For a 16-bit ADC with a single rail V & input biased around V/2, the minimum and maximum read values (0 & 65535) represent (tiny ranges of) input voltages with the same magnitude (i.e. maximum magnitude); similarly, 32767 & 32768 represent input voltages with the same magnitude (minimum magnitude).

If such ADC values are stored in a 16-bit signed integer PCM file by subtracting 32768 (to convert from unsigned integer to signed integer), then 32767 & 32768 become -1 & 0.
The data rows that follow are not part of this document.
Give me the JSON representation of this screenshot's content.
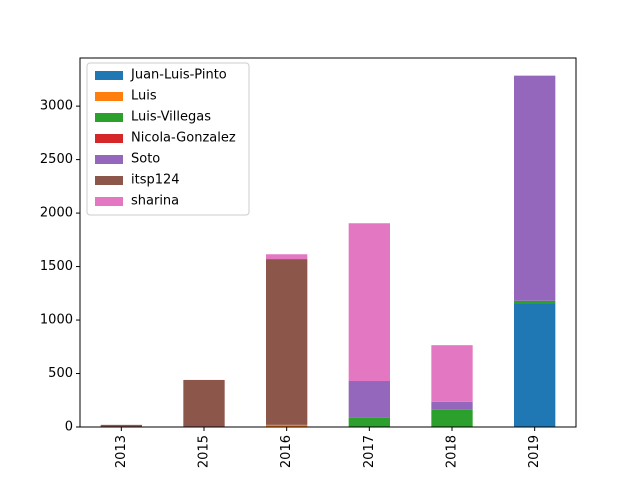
{
  "chart_data": {
    "type": "stacked-bar",
    "categories": [
      "2013",
      "2015",
      "2016",
      "2017",
      "2018",
      "2019"
    ],
    "series": [
      {
        "name": "Juan-Luis-Pinto",
        "color": "#1f77b4",
        "values": [
          null,
          null,
          null,
          null,
          null,
          1150
        ]
      },
      {
        "name": "Luis",
        "color": "#ff7f0e",
        "values": [
          null,
          null,
          20,
          null,
          null,
          null
        ]
      },
      {
        "name": "Luis-Villegas",
        "color": "#2ca02c",
        "values": [
          null,
          null,
          null,
          85,
          160,
          30
        ]
      },
      {
        "name": "Nicola-Gonzalez",
        "color": "#d62728",
        "values": [
          null,
          null,
          null,
          null,
          null,
          null
        ]
      },
      {
        "name": "Soto",
        "color": "#9467bd",
        "values": [
          null,
          null,
          null,
          345,
          75,
          2105
        ]
      },
      {
        "name": "itsp124",
        "color": "#8c564b",
        "values": [
          20,
          440,
          1550,
          null,
          null,
          null
        ]
      },
      {
        "name": "sharina",
        "color": "#e377c2",
        "values": [
          null,
          null,
          45,
          1475,
          530,
          null
        ]
      }
    ],
    "ylim": [
      0,
      3450
    ],
    "yticks": [
      0,
      500,
      1000,
      1500,
      2000,
      2500,
      3000
    ],
    "legend": "upper-left"
  }
}
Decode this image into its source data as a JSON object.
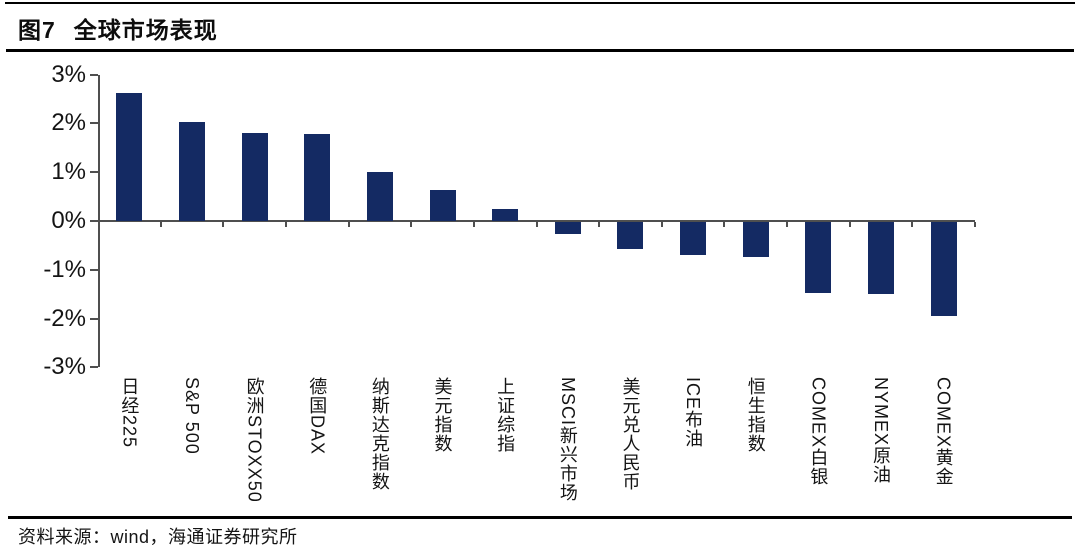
{
  "header": {
    "figure_label": "图7",
    "title": "全球市场表现"
  },
  "footer": {
    "source_text": "资料来源：wind，海通证券研究所"
  },
  "chart_data": {
    "type": "bar",
    "title": "全球市场表现",
    "categories": [
      "日经225",
      "S&P 500",
      "欧洲STOXX50",
      "德国DAX",
      "纳斯达克指数",
      "美元指数",
      "上证综指",
      "MSCI新兴市场",
      "美元兑人民币",
      "ICE布油",
      "恒生指数",
      "COMEX白银",
      "NYMEX原油",
      "COMEX黄金"
    ],
    "values": [
      2.62,
      2.02,
      1.81,
      1.79,
      1.01,
      0.64,
      0.25,
      -0.25,
      -0.55,
      -0.67,
      -0.71,
      -1.45,
      -1.48,
      -1.92
    ],
    "unit": "%",
    "xlabel": "",
    "ylabel": "",
    "ylim": [
      -3,
      3
    ],
    "yticks": [
      3,
      2,
      1,
      0,
      -1,
      -2,
      -3
    ],
    "ytick_labels": [
      "3%",
      "2%",
      "1%",
      "0%",
      "-1%",
      "-2%",
      "-3%"
    ],
    "bar_color": "#142a63",
    "axis_color": "#4f4f4f",
    "grid": false,
    "legend": null
  }
}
Should signal processing applications treat -1 & 0 in a signed integer PCM file as having the same magnitude? E.g., in C:

short pcm_value; // [-32768, +32767]
float amplitude;
...
amplitude = (pcm_value + 0.5) / 32768; // (-1, +1)
or perhaps
amplitude = (pcm_value + 0.5) / 32767.5; // Normalised to [-1, +1]

Obviously, this could apply similarly for other bit depths and is potentially more of an issue for 8 bit.

If this reasoning is correct, does it also apply to wav, aiff, etc., or are these specified such that the PCM range is asymmetric?

TIA,
bandpass

I found the answer: it would seem that ADCs/DACs come in all shapes & sizes; some have a fixed half-bit offset, other can be configured with or without the offset. In any case, you can bias them up pretty much any way you like so with a raw ADC/DAC it has to be handled on a case-by-case basis.

With PCM file formats it would seem that asymmetry is king:

wav: http://msdn.microsoft.com/en-us/library/ms...audiodataformat

Data format Maximum value Minimum value Midpoint value
8-bit PCM 255 (0xFF) 0 128 (0x80)
16-bit PCM 32,767 (0x7FFF) - 32,768 (0x8000) 0

(of course, 0 isn't the midpoint, but I assume they mean the zero energy point)

au: http://docs.sun.com/app/docs/doc/817-3945/...a=view&q=au

All of the linear encoding formats are signed integers centered at zero.

aiff: http://developer.apple.com/DOCUMENTATION/q...mgr.6.htm#38753

For example, for 8-bit noncompressed sound data stored in a sound resource, each sample point is similar to a value in a wave-table description. These values are interpreted as offset values, where $80 represents an amplitude of 0. The value $00 is the most negative amplitude, and $FF is the largest positive amplitude.

All of which means that you can't perform even a simple operation like inversion on a PCM signal without having to check for clipping!
Oh well...

-bandpass

You don't have to check for clipping if you do it right. The key is that for every signal value there is a corresponding inverted signal value.

In the case of 8-bit audio, the inverse of 255 is 0 and vice versa. the inverse of 128 is 127. For 16-bit data, the inverse of 32767 is -32767, the inverse of 0 is -1, etc.

All this means is that the so-called midpoint is not really the midpoint, since its inverse is not iself, but one different. The true midpoint is halfway between these two values.

Yes, you don't have to check for clipping if you do it as you suggest; however it's not right to do so as it introduces a DC offset. According to the specs, 0 (for signed) not -0.5, is the value for zero amplitude.

Of course, if this were an engineering discussion, no one would be worried by the odd 1/2 a bit, but as it's a scientific discussion, we must insist on being precise!